3. Lexicon PCM Reverb Bundle - Once again, there are a lot of great sounding reverbs on the market, but there's something about the Lexicon bundle (which includes a hall, plate, chamber, and room) that just seems to meld a track together so well. Just like the famed Lex hardware units that were the standard in studios for decades, Lexicon reverb plugins are hard to beat. (Honorable mention to the Pro Tools native D-Verb, which always seems to work when you need some extra ambience without having to sacrifice computer processing).

4. Universal Audio EMT 250 - I'm a big Universal Audio proponent and one of the best things they've done is a great emulation of the world's first digital reverb - the EMT 250. The 250's limitations were actually its strong points, with a limited bandwidth that means it always sits well in a track. Hard to beat for drum ambience.

5. Universal Audio MXR Flanger/Doubler - For modulation, it's hard to find a more versatile plugin. It does deep flanging and excellent doubling (although the Boss CE-1 admittedly has a sweeter chorus), which works really great when it comes to subtly widening a keyboard or just plain making it more interesting. I find new uses for it all the time.

There you have it. You'll see at least a couple of these on every mix that I do.

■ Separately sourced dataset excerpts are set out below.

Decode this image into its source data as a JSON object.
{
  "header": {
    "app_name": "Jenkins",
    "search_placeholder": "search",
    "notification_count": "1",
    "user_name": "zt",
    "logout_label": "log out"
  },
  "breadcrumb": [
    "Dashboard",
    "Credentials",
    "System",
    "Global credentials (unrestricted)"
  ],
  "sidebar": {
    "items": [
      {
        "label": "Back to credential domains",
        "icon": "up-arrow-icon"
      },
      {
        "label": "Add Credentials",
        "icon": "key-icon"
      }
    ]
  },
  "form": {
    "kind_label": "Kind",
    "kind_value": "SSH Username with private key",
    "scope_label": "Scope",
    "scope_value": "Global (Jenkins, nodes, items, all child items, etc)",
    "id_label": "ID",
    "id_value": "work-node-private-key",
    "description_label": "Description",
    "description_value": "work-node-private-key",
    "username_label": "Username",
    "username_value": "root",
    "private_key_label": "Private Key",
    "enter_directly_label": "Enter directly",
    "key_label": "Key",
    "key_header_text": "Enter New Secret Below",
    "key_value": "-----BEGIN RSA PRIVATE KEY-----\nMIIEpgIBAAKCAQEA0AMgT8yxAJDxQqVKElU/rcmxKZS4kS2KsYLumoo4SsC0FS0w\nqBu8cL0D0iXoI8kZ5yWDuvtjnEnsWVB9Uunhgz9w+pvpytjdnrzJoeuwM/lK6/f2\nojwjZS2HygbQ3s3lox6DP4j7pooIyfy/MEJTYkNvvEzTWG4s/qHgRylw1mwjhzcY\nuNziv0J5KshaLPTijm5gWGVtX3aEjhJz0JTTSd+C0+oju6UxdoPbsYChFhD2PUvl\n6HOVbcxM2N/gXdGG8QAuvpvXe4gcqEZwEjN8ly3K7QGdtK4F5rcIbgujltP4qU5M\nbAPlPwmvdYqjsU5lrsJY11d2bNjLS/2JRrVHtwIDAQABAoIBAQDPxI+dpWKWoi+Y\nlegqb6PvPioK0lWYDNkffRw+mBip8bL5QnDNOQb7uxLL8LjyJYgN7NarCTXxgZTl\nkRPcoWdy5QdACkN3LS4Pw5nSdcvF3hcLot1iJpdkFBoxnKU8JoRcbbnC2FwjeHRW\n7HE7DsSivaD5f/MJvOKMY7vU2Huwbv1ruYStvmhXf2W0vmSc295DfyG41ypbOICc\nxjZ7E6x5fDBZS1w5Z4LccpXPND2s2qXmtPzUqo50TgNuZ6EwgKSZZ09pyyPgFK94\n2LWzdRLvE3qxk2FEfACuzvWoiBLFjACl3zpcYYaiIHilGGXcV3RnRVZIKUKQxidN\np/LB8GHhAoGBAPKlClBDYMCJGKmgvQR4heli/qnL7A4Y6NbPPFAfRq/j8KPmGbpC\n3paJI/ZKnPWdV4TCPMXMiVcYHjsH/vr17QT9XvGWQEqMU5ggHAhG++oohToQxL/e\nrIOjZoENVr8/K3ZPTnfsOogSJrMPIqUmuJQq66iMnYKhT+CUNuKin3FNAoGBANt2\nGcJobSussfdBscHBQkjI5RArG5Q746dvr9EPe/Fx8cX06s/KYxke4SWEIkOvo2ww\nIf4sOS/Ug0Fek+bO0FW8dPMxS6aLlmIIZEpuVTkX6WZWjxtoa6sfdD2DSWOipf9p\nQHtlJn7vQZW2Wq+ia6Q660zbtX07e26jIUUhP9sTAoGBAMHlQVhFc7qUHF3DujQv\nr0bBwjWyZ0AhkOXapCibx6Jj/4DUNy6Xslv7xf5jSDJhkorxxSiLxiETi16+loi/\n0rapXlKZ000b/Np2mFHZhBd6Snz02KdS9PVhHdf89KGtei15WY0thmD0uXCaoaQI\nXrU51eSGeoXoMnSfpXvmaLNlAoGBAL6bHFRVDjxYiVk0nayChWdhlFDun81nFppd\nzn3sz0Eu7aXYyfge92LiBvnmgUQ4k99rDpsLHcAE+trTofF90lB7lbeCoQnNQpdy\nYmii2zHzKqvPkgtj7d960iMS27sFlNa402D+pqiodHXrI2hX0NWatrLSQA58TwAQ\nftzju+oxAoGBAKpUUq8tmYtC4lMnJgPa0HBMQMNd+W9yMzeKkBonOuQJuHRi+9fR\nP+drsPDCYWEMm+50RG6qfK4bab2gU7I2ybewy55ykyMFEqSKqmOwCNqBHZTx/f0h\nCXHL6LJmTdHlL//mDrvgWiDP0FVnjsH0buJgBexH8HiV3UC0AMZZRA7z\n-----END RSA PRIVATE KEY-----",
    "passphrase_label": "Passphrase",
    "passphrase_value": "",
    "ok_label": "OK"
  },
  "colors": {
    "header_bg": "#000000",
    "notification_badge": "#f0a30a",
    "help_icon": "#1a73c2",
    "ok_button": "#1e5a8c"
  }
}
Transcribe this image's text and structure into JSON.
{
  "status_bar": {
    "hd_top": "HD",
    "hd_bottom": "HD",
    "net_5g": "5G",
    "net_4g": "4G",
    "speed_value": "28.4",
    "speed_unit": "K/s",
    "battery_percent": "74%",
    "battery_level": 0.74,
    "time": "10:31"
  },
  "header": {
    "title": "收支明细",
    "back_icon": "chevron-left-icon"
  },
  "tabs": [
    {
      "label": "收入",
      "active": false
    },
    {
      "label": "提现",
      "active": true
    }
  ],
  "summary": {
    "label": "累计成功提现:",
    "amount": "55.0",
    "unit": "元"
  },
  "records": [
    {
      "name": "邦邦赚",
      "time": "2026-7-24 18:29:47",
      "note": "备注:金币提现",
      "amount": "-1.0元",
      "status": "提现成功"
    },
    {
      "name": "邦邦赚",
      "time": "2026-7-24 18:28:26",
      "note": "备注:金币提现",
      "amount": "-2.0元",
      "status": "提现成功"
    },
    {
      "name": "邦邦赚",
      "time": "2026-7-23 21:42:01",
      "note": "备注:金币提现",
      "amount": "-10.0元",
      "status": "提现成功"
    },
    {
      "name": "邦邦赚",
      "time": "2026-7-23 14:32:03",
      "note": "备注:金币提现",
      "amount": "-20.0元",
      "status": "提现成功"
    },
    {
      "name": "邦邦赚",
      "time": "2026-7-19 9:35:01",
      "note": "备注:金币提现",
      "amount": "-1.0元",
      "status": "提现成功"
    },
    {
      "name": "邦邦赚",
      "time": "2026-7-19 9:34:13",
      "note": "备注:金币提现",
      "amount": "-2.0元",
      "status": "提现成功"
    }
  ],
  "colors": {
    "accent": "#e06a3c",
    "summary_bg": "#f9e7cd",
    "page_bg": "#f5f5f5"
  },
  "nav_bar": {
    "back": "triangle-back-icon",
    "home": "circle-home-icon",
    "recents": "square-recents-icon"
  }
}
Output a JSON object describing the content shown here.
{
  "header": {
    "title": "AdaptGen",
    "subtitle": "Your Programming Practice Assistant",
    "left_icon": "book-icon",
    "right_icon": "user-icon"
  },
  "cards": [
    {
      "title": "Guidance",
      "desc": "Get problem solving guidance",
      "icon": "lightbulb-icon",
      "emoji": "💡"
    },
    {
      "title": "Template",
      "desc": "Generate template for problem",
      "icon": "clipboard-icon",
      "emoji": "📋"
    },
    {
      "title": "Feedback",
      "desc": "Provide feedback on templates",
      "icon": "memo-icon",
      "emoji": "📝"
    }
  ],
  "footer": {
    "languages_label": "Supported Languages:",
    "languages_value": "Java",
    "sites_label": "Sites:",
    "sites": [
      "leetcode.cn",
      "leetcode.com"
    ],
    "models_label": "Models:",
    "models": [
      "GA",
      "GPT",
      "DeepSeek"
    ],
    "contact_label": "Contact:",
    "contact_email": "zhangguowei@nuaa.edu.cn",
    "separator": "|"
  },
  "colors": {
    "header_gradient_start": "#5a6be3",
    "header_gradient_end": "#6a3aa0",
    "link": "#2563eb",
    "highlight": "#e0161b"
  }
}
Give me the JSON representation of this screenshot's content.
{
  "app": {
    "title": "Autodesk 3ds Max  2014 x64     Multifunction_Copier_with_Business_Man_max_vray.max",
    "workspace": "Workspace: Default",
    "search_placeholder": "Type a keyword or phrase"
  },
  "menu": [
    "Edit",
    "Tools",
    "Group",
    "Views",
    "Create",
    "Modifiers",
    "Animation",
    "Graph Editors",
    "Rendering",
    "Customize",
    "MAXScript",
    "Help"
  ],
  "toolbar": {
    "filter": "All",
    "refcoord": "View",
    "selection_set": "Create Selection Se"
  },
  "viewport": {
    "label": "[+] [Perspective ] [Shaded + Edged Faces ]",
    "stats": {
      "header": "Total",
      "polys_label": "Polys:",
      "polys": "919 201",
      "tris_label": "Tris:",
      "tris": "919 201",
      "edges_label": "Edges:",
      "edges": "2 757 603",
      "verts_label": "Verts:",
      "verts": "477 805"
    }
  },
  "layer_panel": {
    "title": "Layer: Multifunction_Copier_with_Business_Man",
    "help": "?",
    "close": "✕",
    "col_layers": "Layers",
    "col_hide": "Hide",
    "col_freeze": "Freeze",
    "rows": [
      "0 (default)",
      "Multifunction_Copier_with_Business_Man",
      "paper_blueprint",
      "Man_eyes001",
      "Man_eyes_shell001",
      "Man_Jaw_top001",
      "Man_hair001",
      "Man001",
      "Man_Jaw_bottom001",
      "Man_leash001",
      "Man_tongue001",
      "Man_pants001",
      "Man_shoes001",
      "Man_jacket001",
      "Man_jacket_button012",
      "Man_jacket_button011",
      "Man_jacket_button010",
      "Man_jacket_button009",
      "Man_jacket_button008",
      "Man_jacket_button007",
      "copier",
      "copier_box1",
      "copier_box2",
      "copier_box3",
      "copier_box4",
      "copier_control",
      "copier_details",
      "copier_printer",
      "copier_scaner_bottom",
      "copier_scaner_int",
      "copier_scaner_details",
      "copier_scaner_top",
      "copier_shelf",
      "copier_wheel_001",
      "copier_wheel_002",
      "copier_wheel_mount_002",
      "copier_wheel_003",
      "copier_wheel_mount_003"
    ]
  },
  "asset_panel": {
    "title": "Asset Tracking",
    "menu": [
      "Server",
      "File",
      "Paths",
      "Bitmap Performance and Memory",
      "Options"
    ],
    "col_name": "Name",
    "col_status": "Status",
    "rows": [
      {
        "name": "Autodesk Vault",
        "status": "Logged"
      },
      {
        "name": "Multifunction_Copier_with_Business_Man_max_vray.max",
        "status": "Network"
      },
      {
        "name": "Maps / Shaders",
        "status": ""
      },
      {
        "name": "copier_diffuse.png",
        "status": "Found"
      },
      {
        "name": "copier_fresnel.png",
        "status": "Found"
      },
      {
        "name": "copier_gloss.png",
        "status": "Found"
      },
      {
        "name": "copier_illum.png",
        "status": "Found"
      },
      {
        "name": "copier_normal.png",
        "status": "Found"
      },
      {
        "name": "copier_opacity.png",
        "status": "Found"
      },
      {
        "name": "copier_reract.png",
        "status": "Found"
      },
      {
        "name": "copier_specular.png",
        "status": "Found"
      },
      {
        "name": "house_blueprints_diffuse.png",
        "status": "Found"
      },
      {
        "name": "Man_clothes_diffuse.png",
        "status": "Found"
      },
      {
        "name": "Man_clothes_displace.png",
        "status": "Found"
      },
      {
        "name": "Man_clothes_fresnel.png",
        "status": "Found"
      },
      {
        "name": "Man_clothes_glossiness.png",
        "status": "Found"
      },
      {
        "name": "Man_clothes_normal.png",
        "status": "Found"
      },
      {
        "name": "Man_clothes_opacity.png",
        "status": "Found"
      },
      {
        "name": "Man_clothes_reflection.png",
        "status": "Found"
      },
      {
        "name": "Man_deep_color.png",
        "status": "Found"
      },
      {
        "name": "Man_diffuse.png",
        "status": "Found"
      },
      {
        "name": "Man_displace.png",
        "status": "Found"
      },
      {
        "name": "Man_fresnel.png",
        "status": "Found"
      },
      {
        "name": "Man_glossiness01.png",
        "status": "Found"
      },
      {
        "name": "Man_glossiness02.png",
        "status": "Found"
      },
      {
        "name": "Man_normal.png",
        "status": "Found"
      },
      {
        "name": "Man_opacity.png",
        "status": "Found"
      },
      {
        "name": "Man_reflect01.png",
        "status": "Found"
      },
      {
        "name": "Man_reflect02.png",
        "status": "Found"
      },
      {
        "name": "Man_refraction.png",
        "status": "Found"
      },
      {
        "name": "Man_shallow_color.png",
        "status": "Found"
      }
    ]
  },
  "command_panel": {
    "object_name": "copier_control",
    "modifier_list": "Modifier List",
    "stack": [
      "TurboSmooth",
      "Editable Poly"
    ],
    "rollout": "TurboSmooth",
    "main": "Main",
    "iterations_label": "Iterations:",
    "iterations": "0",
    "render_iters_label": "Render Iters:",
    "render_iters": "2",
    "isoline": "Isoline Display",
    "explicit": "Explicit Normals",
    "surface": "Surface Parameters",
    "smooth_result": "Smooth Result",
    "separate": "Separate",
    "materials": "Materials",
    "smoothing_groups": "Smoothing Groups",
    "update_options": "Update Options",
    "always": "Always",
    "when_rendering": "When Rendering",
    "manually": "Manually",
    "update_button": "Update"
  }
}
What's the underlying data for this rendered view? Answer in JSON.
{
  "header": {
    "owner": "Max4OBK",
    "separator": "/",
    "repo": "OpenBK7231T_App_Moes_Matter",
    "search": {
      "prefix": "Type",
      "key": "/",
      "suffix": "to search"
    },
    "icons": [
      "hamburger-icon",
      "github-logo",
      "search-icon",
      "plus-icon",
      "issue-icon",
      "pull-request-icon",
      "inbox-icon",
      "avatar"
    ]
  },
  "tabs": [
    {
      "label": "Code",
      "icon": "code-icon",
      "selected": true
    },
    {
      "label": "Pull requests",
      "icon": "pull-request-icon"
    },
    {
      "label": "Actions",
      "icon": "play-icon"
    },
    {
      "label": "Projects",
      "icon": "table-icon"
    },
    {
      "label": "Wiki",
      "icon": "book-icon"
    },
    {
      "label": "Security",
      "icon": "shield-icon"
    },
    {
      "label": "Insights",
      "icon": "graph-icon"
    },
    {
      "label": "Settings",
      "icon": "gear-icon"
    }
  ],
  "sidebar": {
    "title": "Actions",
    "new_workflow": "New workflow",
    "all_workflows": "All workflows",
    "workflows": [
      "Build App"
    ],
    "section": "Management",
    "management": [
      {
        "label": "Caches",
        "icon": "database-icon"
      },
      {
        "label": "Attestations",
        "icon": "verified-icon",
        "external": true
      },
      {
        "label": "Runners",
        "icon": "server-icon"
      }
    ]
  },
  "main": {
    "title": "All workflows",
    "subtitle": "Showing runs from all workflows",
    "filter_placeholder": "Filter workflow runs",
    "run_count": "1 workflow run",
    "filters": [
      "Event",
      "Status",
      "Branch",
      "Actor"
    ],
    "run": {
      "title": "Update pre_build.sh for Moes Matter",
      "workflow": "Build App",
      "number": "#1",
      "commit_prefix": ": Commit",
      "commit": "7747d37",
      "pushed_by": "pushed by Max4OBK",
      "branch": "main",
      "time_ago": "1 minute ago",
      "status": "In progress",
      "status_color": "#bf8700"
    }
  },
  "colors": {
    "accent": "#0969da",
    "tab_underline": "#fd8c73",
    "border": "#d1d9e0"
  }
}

If you want to learn some really great mixing tricks using some of the above plugins, check out my 101 Mixing Tricks coaching program.


Unknown said...

Do you still feel the UAD EMT 250 is the best digital reverb, or has it been replaced by the PSP 2445, which I know you also like? Or perhaps you have found uses for both - if so do you mind sharing your preferences for particular applications?

Bobby Owsinski said...

Personally, I like the 2445 a little better, although you can't beat the 250 for strings and pads.